Reaction center structure and mutations. (Left) overview of the interaction complex between the Rba. sphaeroides RC and cyt c₂, taken from an X-ray crystal structure of the cocomplex (Protein Data Bank ID: 1L9B) and rendered using ChimeraX. The RC L-subunit (green), M-subunit (tan), and H-subunit (purple) are labeled. (Right) a zoomed-in view of the RC/cyt c binding interface depicting the location of the substituted residues Gln-L264 (blue carbons: changed to Glu), Asp-M88 (magenta carbons: changed to Lys), and Asn-M188 (cyan carbons: changed to Asp).

Figure 2

Biophotoelectrode configuration and mechanism. (a) Schematic depicting the composition and arrangement of the RC, cyt c, Q₀, and the mesoporous silver electrode (Ag^R). The mesoporous structure of the Ag^R is omitted for clarity. The electron transfer pathway is indicated by the black arrows. (b) Plot of the midpoint potentials of all components involved in the electron transfer pathway, including the bacteriochlorophyll pair (P870), sequential monomeric bacteriochlorophyll (BChl), bacteriopheophytin (BPhe), and ubiquinone (Q_A and Q_B) electron carriers.

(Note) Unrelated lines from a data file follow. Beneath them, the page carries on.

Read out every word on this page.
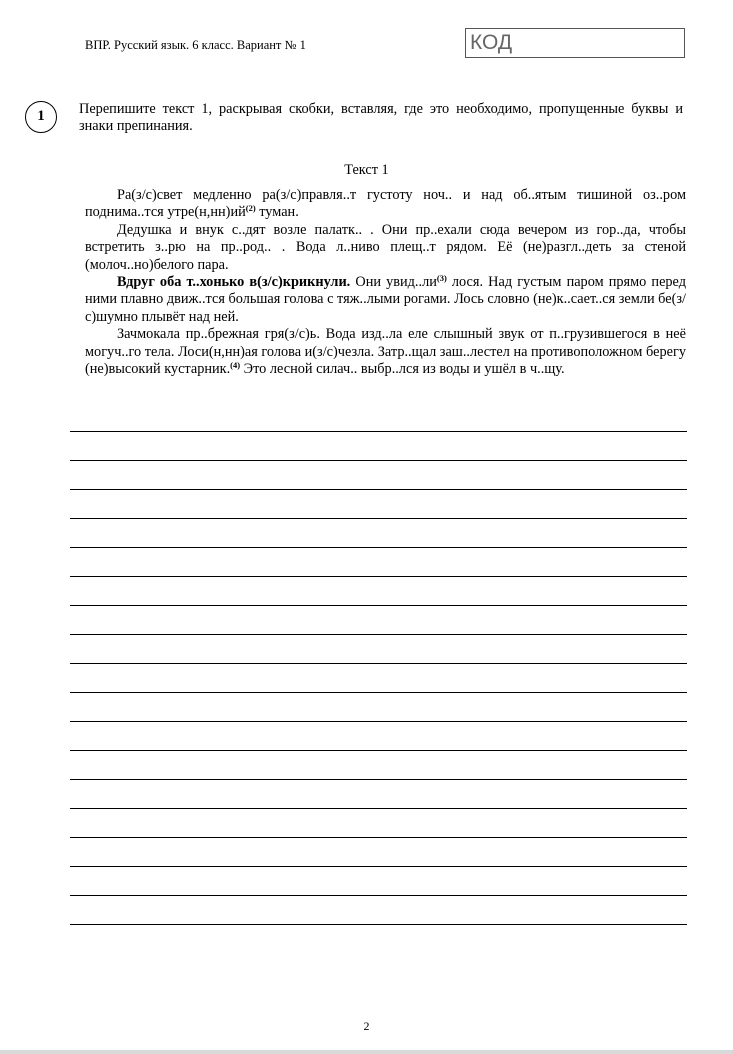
ВПР. Русский язык. 6 класс. Вариант № 1	КОД
1	Перепишите текст 1, раскрывая скобки, вставляя, где это необходимо, пропущенные буквы и знаки препинания.
Текст 1

Ра(з/с)свет медленно ра(з/с)правля..т густоту ноч.. и над об..ятым тишиной оз..ром поднима..тся $утре(н,нн)ий^{(2)}$ туман.

Дедушка и внук с..дят возле палатк.. . Они пр..ехали сюда вечером из гор..да, чтобы встретить з..рю на пр..род.. . Вода л..ниво плещ..т рядом. Её (не)разгл..деть за стеной (молоч..но)белого пара.

Вдруг оба т..хонько в(з/с)крикнули. Они $увид..ли^{(3)}$ лося. Над густым паром прямо перед ними плавно движ..тся большая голова с тяж..лыми рогами. Лось словно (не)к..сает..ся земли бе(з/с)шумно плывёт над ней.

Зачмокала пр..брежная гря(з/с)ь. Вода изд..ла еле слышный звук от п..грузившегося в неё могуч..го тела. Лоси(н,нн)ая голова и(з/с)чезла. Затр..щал заш..лестел на противоположном берегу (не)высокий кустарник.$^{(4)}$ Это лесной силач.. выбр..лся из воды и ушёл в ч..щу.

2
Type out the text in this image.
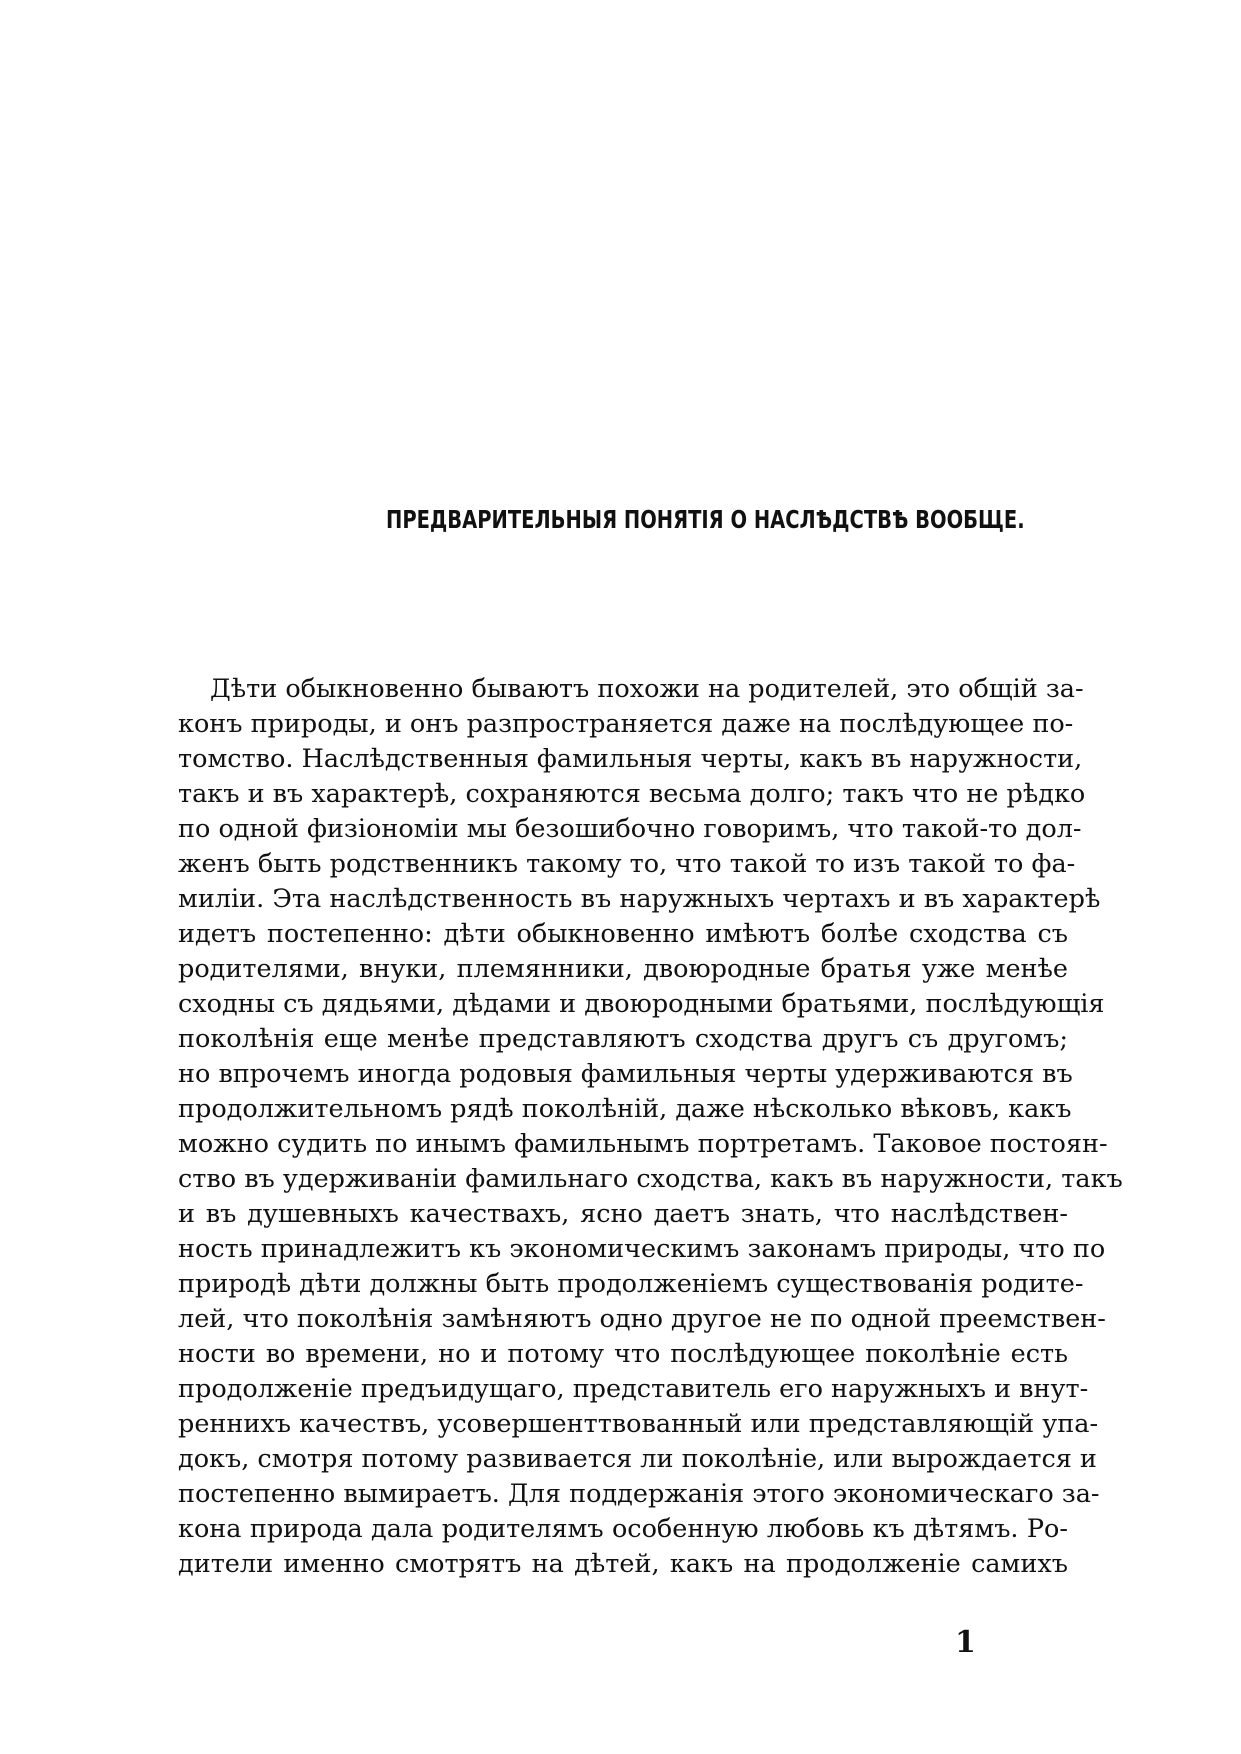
ПРЕДВАРИТЕЛЬНЫЯ ПОНЯТІЯ О НАСЛѢДСТВѢ ВООБЩЕ.
Дѣти обыкновенно бываютъ похожи на родителей, это общій за-
конъ природы, и онъ разпространяется даже на послѣдующее по-
томство. Наслѣдственныя фамильныя черты, какъ въ наружности,
такъ и въ характерѣ, сохраняются весьма долго; такъ что не рѣдко
по одной физіономіи мы безошибочно говоримъ, что такой-то дол-
женъ быть родственникъ такому то, что такой то изъ такой то фа-
миліи. Эта наслѣдственность въ наружныхъ чертахъ и въ характерѣ
идетъ постепенно: дѣти обыкновенно имѣютъ болѣе сходства съ
родителями, внуки, племянники, двоюродные братья уже менѣе
сходны съ дядьями, дѣдами и двоюродными братьями, послѣдующія
поколѣнія еще менѣе представляютъ сходства другъ съ другомъ;
но впрочемъ иногда родовыя фамильныя черты удерживаются въ
продолжительномъ рядѣ поколѣній, даже нѣсколько вѣковъ, какъ
можно судить по инымъ фамильнымъ портретамъ. Таковое постоян-
ство въ удерживаніи фамильнаго сходства, какъ въ наружности, такъ
и въ душевныхъ качествахъ, ясно даетъ знать, что наслѣдствен-
ность принадлежитъ къ экономическимъ законамъ природы, что по
природѣ дѣти должны быть продолженіемъ существованія родите-
лей, что поколѣнія замѣняютъ одно другое не по одной преемствен-
ности во времени, но и потому что послѣдующее поколѣніе есть
продолженіе предъидущаго, представитель его наружныхъ и внут-
реннихъ качествъ, усовершенттвованный или представляющій упа-
докъ, смотря потому развивается ли поколѣніе, или вырождается и
постепенно вымираетъ. Для поддержанія этого экономическаго за-
кона природа дала родителямъ особенную любовь къ дѣтямъ. Ро-
дители именно смотрятъ на дѣтей, какъ на продолженіе самихъ
1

The added water-soluble Q₀ carries electrons to the Pt counter electrode (not shown).

Figure 3

Dependence of electrode performance on cyt c concentration. (a) Averaged photocurrents from WT RCs at an increasing cyt c concentration. Error bars are omitted for clarity. The period of illumination is indicated by the yellow bar. (b) Peak cathodic photocurrents as a function of cyt c concentration for four bioelectrodes with different RCs. (c) RC TOF as a function of cyt c concentration (symbols) overlaid with a Hill equation fit (lines), which converged with an R² over 0.99. All shown error bars represent standard deviations (n = 4).

Figure 4

Peak photocurrents at different ionic strengths as a function of cyt c concentration. In addition to KCl, the electrolyte buffer also contained 20 mM Tris-Cl, which was included in the ionic strength calculation. Lines show Hill equation fits of the data, all of which converged with an R² > 0.99.

Figure 5

Electrode functionalization. (a) Peak photocurrents are shown as a function of solution cyt c concentration from WT RCs adsorbed onto a bare or SAM-functionalized Ag^R electrode. The SAM consisted of a 3:1 ratio of mercaptoundecanol and mercaptoundecanoic acid. (b) RC TOF as a function of cyt c concentration. Error bars represent standard deviations (n = 3). Lines show Hill equation fits, all of which converged with an R² over 0.99.

Figure 6

Electrostatic interfaces and the proposed mechanism of electron transfer. This schematic depicts the adsorption and desorption of cyt c (mauve dashed arrows) onto an electrode until a binding equilibrated concentration (K_E) is reached. The cyt c heme is depicted in black. Following electrode reduction of oxidized cyt (k_et2/black solid arrow), cyt c diffuses (blue dashed arrow) and binds to the RC (green arrow) at a rate k_ON. An electron is transferred from cyt c to the photo-oxidized P870⁺ (yellow solid arrow) at a rate k_et. Finally, oxidized cyt c dissociates from the RC (red dashed arrow) at a rate k_OFF. Dashed arrows indicate diffusional processes, and solid arrows represent electron transfers.